With short loans, you will find that the APR looks very high when compared to other forms of credit and we wanted to take a little time to explain how it works and why this is.

Your Loan’s Rate

At 100DayLoans.co.uk, to help explain the loan you may receive from one of our lenders, we use a representative rate of 1734% APR. This calculation includes a number of variables such as:

• Interest rate
• Loan duration
• Payment specifics
• Some loan fees

The APR, however, does not account for all costs when it comes to your loan. Fees for late payments, missed payments and other circumstances are calculated separately by our lenders.

The way in which your short-loan terms are calculated, especially when it comes to APR, can often be confusing for consumers. Thus, we are seeking to clarify what your APR for your short-loan means.
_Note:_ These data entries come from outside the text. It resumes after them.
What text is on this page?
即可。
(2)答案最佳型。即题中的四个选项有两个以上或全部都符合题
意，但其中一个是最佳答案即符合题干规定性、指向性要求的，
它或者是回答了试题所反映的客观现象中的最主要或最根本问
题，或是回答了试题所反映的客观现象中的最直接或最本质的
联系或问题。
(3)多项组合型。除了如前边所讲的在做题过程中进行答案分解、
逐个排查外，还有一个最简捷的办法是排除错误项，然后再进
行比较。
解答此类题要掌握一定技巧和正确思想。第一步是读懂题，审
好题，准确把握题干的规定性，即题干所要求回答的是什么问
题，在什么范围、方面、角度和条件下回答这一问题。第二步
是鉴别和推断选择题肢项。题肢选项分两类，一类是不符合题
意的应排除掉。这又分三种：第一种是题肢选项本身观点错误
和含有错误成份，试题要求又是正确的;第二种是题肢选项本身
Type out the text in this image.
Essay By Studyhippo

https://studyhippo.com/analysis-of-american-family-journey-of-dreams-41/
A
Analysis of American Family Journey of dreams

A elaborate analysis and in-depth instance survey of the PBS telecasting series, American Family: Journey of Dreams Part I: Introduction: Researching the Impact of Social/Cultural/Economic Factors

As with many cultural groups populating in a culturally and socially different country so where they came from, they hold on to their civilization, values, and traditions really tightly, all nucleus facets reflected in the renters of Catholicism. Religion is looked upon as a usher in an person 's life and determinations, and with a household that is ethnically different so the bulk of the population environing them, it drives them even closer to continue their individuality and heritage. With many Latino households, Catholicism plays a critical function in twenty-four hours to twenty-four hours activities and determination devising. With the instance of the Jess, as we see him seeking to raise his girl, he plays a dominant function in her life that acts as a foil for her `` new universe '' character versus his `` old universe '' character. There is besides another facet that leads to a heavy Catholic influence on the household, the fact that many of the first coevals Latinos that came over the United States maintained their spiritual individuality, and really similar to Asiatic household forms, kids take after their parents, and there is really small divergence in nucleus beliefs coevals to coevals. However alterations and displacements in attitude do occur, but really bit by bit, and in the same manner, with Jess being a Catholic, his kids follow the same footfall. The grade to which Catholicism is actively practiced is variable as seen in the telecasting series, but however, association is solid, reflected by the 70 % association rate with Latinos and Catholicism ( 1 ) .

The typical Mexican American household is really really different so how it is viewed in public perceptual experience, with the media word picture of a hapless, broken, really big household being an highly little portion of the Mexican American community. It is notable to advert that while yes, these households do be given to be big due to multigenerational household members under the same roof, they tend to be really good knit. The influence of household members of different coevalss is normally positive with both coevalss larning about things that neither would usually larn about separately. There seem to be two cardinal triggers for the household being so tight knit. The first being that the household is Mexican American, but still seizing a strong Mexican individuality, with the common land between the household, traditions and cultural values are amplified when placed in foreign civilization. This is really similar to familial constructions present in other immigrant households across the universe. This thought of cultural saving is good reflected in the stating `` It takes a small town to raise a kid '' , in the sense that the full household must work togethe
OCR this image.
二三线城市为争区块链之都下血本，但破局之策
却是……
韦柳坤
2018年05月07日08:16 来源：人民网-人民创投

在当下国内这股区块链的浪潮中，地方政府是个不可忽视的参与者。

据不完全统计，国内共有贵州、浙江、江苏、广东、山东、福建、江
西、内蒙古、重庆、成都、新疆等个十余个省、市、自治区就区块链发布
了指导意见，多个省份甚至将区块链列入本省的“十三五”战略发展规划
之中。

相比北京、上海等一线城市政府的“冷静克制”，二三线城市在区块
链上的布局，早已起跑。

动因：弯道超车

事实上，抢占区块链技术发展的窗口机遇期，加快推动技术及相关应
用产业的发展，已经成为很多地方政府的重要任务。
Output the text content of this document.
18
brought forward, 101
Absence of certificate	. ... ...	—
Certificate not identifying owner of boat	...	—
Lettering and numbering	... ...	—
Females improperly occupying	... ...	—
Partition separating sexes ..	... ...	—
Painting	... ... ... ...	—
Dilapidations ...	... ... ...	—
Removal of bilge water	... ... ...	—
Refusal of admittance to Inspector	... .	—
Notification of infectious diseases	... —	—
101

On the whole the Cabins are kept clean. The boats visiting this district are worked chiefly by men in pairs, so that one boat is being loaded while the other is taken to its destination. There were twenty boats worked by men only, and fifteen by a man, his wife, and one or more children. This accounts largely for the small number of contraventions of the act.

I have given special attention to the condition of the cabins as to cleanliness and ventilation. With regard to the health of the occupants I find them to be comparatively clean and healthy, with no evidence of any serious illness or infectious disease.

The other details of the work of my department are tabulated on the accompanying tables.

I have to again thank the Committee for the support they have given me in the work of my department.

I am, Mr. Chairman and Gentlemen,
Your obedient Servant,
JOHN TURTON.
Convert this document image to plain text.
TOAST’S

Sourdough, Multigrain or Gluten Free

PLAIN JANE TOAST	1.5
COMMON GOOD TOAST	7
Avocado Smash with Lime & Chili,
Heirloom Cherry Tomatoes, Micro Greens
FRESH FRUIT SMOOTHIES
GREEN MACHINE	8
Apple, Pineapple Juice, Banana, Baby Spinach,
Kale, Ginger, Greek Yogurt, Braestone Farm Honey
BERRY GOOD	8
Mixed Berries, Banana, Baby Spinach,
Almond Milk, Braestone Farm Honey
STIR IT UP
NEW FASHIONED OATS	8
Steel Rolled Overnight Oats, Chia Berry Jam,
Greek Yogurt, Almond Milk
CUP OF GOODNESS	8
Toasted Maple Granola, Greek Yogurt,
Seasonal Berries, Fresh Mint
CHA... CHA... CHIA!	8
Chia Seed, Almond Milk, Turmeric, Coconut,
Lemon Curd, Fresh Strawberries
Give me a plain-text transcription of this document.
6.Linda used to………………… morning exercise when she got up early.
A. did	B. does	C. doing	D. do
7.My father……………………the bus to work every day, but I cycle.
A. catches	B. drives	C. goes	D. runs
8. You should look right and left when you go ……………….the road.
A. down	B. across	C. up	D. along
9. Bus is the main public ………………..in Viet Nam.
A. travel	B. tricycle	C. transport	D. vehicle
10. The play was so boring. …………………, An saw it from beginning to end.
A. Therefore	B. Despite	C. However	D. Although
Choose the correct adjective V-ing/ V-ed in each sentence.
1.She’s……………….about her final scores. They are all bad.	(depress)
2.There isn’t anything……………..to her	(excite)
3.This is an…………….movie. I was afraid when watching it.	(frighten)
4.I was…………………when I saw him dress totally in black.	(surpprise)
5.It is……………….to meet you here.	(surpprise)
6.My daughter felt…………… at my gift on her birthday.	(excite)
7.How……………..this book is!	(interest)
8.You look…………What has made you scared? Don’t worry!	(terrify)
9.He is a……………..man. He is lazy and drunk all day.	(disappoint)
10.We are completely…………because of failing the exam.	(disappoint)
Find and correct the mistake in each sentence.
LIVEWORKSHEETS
What a 1734% APR Really Means

When you see that number in comparison to the two or one digit counterpart on other loans and credit, it may seem shocking. Understandably, no one would want that sort of interest, even on a small loan. However, when broken down, the impact is significantly lessened.

The APR for small loans is calculated over the course of a year. Since these loans are not meant to sustain you for a year, the interest cost in money is far less than the APR would suggest. Given the size of the loans and the time period of the loan, you won’t actually be charged an annual amount.

With 100DayLoans.co.uk’s lenders, you will likely pay fixed finance charges between £10 and £14.75 per £50 borrowed. For example, in an excellent rate tier, a loan amount for £50 would likely have a charge of £10; therefore the final repayment amount would be £60.

How Short-term Loan APR’s Compare

On paper, it seems as though short-term loans may not be the best financial commitment out there, but if handled correctly, the charges involved can be fairly minimal. Often, a finance charge for a small loan can be a fraction of the amount of an overdraft fee.

Late fees, missed payment fees and other charges could raise loan costs. However, responsible borrowers can keep loan charges somewhat low if they adhere to loan terms agreed to with their lenders.

Be sure to understand all of the elements of your small loan before deciding to proceed. The exact terms of a loan are determined on a lender to lender basis. The above examples are just that and do not reflect the specific charges that may be calculated into the terms of your loan.